Business social credit regulations revised
Updated: April 1, 2024 10:47 China Daily

China unveiled revised regulations on Friday aimed at strengthening its credit-based enterprise regulatory system, establishing a business social credit restoration mechanism and streamlining the exit process for inactive businesses.

The amendments follow a recent decision by the State Council, China's Cabinet, to update eight administrative regulations, including interim regulations on the disclosure of information regarding companies' practices, and abolish 13 others. The updates aim to address evolving development needs and improve regulatory practices.

Guo Qiwen, an official with the Ministry of Justice's Second Bureau of Legislation, said the revisions prioritized social credit within the regulatory framework, targeting prominent issues in information disclosure and credit oversight across various sectors.

"These changes will further regulate information disclosure practices and cultivate a market environment built on honesty and trust," Guo said.

The revised regulations promote the creation of a business social credit restoration system. They support enterprises' efforts to rebuild their creditworthiness and encourage government departments to recognize such efforts. Businesses will be given incentives to proactively rectify misconduct, mitigate negative consequences and apply for the legal removal of negative records.

To facilitate the removal of inactive "zombie enterprises" from the market, the regulations stipulate that businesses listed on the abnormal business operations registry for two consecutive years without rectification and with incorrect contact information will have their licenses revoked.
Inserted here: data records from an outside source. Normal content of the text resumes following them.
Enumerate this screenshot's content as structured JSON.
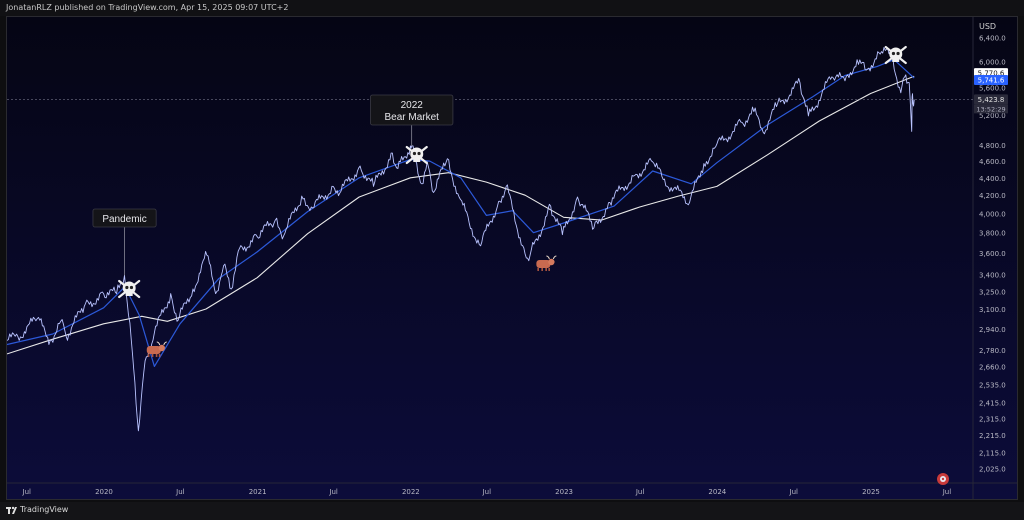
{
  "header": {
    "published_text": "JonatanRLZ published on TradingView.com, Apr 15, 2025 09:07 UTC+2"
  },
  "footer": {
    "brand": "TradingView"
  },
  "currency_label": "USD",
  "colors": {
    "background_top": "#050514",
    "background_bottom": "#0c0c3a",
    "price": "#b9c3ff",
    "ma_fast": "#2c59d9",
    "ma_slow": "#e8e8e8",
    "last_price_tag": "#2962ff",
    "text": "#b8b8c4"
  },
  "chart_data": {
    "type": "line",
    "title": "",
    "xlabel": "",
    "ylabel": "",
    "y_scale": "log",
    "ylim": [
      1980,
      6650
    ],
    "xlim": [
      "2019-05-15",
      "2025-09-01"
    ],
    "grid": false,
    "x_ticks": [
      "Jul",
      "2020",
      "Jul",
      "2021",
      "Jul",
      "2022",
      "Jul",
      "2023",
      "Jul",
      "2024",
      "Jul",
      "2025",
      "Jul"
    ],
    "x_tick_dates": [
      "2019-07-01",
      "2020-01-01",
      "2020-07-01",
      "2021-01-01",
      "2021-07-01",
      "2022-01-01",
      "2022-07-01",
      "2023-01-01",
      "2023-07-01",
      "2024-01-01",
      "2024-07-01",
      "2025-01-01",
      "2025-07-01"
    ],
    "y_ticks": [
      6400,
      6000,
      5600,
      5200,
      4800,
      4600,
      4400,
      4200,
      4000,
      3800,
      3600,
      3400,
      3250,
      3100,
      2940,
      2780,
      2660,
      2535,
      2415,
      2315,
      2215,
      2115,
      2025
    ],
    "y_tick_labels": [
      "6,400.0",
      "6,000.0",
      "5,600.0",
      "5,200.0",
      "4,800.0",
      "4,600.0",
      "4,400.0",
      "4,200.0",
      "4,000.0",
      "3,800.0",
      "3,600.0",
      "3,400.0",
      "3,250.0",
      "3,100.0",
      "2,940.0",
      "2,780.0",
      "2,660.0",
      "2,535.0",
      "2,415.0",
      "2,315.0",
      "2,215.0",
      "2,115.0",
      "2,025.0"
    ],
    "series": [
      {
        "role": "price",
        "x": [
          "2019-05-15",
          "2019-06-10",
          "2019-07-26",
          "2019-08-26",
          "2019-09-20",
          "2019-10-03",
          "2019-11-15",
          "2019-12-31",
          "2020-01-31",
          "2020-02-19",
          "2020-03-09",
          "2020-03-23",
          "2020-04-08",
          "2020-04-30",
          "2020-06-08",
          "2020-06-26",
          "2020-07-31",
          "2020-09-02",
          "2020-09-23",
          "2020-10-12",
          "2020-10-30",
          "2020-11-16",
          "2020-12-31",
          "2021-02-12",
          "2021-03-04",
          "2021-04-16",
          "2021-05-12",
          "2021-06-30",
          "2021-07-19",
          "2021-09-02",
          "2021-10-04",
          "2021-11-18",
          "2021-12-01",
          "2021-12-31",
          "2022-01-03",
          "2022-01-27",
          "2022-02-09",
          "2022-02-24",
          "2022-03-29",
          "2022-04-26",
          "2022-05-20",
          "2022-06-16",
          "2022-07-29",
          "2022-08-16",
          "2022-09-30",
          "2022-10-12",
          "2022-11-30",
          "2022-12-28",
          "2023-02-02",
          "2023-03-13",
          "2023-04-20",
          "2023-06-15",
          "2023-07-31",
          "2023-08-25",
          "2023-10-27",
          "2023-11-30",
          "2023-12-28",
          "2024-02-29",
          "2024-03-28",
          "2024-04-19",
          "2024-05-21",
          "2024-07-16",
          "2024-08-05",
          "2024-09-30",
          "2024-10-31",
          "2024-11-29",
          "2024-12-18",
          "2025-01-23",
          "2025-02-19",
          "2025-03-13",
          "2025-03-25",
          "2025-04-02",
          "2025-04-08",
          "2025-04-09",
          "2025-04-11",
          "2025-04-14"
        ],
        "values": [
          2850,
          2880,
          3020,
          2850,
          3000,
          2880,
          3120,
          3230,
          3230,
          3390,
          2750,
          2240,
          2700,
          2910,
          3230,
          3010,
          3270,
          3580,
          3230,
          3480,
          3270,
          3620,
          3760,
          3930,
          3770,
          4190,
          4060,
          4300,
          4250,
          4540,
          4300,
          4700,
          4510,
          4790,
          4790,
          4330,
          4590,
          4230,
          4630,
          4180,
          3900,
          3670,
          4130,
          4300,
          3590,
          3580,
          4080,
          3780,
          4180,
          3850,
          4120,
          4420,
          4590,
          4380,
          4120,
          4570,
          4780,
          5100,
          5250,
          4970,
          5320,
          5670,
          5190,
          5760,
          5700,
          6030,
          5870,
          6120,
          6140,
          5520,
          5790,
          5670,
          4980,
          5460,
          5360,
          5420
        ]
      },
      {
        "role": "ma_fast",
        "x": [
          "2019-05-15",
          "2019-09-01",
          "2019-12-31",
          "2020-02-20",
          "2020-03-25",
          "2020-04-30",
          "2020-06-30",
          "2020-09-30",
          "2020-12-31",
          "2021-04-30",
          "2021-08-31",
          "2021-12-31",
          "2022-02-15",
          "2022-04-30",
          "2022-06-30",
          "2022-08-31",
          "2022-10-20",
          "2022-12-31",
          "2023-04-30",
          "2023-07-31",
          "2023-10-31",
          "2023-12-31",
          "2024-04-30",
          "2024-08-15",
          "2024-10-31",
          "2025-01-15",
          "2025-02-25",
          "2025-04-14"
        ],
        "values": [
          2820,
          2900,
          3110,
          3290,
          3050,
          2660,
          2980,
          3360,
          3610,
          4020,
          4400,
          4620,
          4600,
          4400,
          3980,
          4030,
          3800,
          3900,
          4080,
          4480,
          4330,
          4580,
          5070,
          5460,
          5780,
          5920,
          6030,
          5740
        ]
      },
      {
        "role": "ma_slow",
        "x": [
          "2019-05-15",
          "2019-09-01",
          "2019-12-31",
          "2020-03-31",
          "2020-05-31",
          "2020-08-31",
          "2020-12-31",
          "2021-04-30",
          "2021-08-31",
          "2021-12-31",
          "2022-04-01",
          "2022-06-30",
          "2022-09-30",
          "2022-12-31",
          "2023-03-31",
          "2023-06-30",
          "2023-09-30",
          "2023-12-31",
          "2024-04-30",
          "2024-08-31",
          "2024-12-31",
          "2025-04-14"
        ],
        "values": [
          2750,
          2860,
          2980,
          3040,
          3000,
          3100,
          3370,
          3790,
          4180,
          4400,
          4460,
          4350,
          4200,
          3960,
          3930,
          4070,
          4190,
          4300,
          4680,
          5120,
          5510,
          5770
        ]
      }
    ],
    "price_labels": [
      {
        "role": "ma_slow",
        "text": "5,770.6",
        "value": 5770.6
      },
      {
        "role": "ma_fast",
        "text": "5,741.6",
        "value": 5741.6
      },
      {
        "role": "last",
        "text": "5,423.8",
        "value": 5423.8,
        "countdown": "13:52:29"
      }
    ],
    "annotations": [
      {
        "text": "Pandemic",
        "date": "2020-02-19",
        "value": 3390
      },
      {
        "text": "2022 Bear Market",
        "date": "2022-01-03",
        "value": 4790
      }
    ],
    "event_icons": [
      {
        "name": "skull-icon",
        "date": "2020-03-01",
        "value": 3360
      },
      {
        "name": "skull-icon",
        "date": "2022-01-15",
        "value": 4790
      },
      {
        "name": "skull-icon",
        "date": "2025-03-01",
        "value": 6400
      },
      {
        "name": "bull-icon",
        "date": "2020-05-01",
        "value": 2880
      },
      {
        "name": "bull-icon",
        "date": "2022-11-15",
        "value": 3590
      }
    ]
  }
}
Additionally, the regulations strengthen penalties for information disclosure violations, clearly defining legal consequences for companies that conceal or falsify information in public disclosures.

Liu Min, head of the credit supervision and administration department at the State Administration for Market Regulation, highlighted the agency's ongoing efforts to promote a business social credit-based regulatory system. The system prioritizes information collection and disclosure as its foundation, while utilizing credit constraints and penalties to incentivize compliance.

She cited last year's nationwide campaign to improve social credit through commitments. The initiative resulted in over 24 million businesses obtaining licenses or restoring their credit.

The administration also collaborated with the National Development and Reform Commission to refine the credit restoration mechanism. The partnership enabled over 22 million businesses to regain their creditworthiness and remove restrictions on activities such as bidding, investment and financing, as well as the ability to receive honorary titles.

Liu also highlighted advances in the streamlining of annual reporting for companies and the establishment of coordinated supervision with 18 central government departments through the sharing of business-related social credit information. The collaboration aims to improve regulatory efficiency.

She said efforts to combat dishonest behavior have been intensified, with social credit-based punishments imposed on violators. Information regarding such violations is promptly published online on the National Enterprise Credit Information Disclosure System, which receives over 131 million visits a day.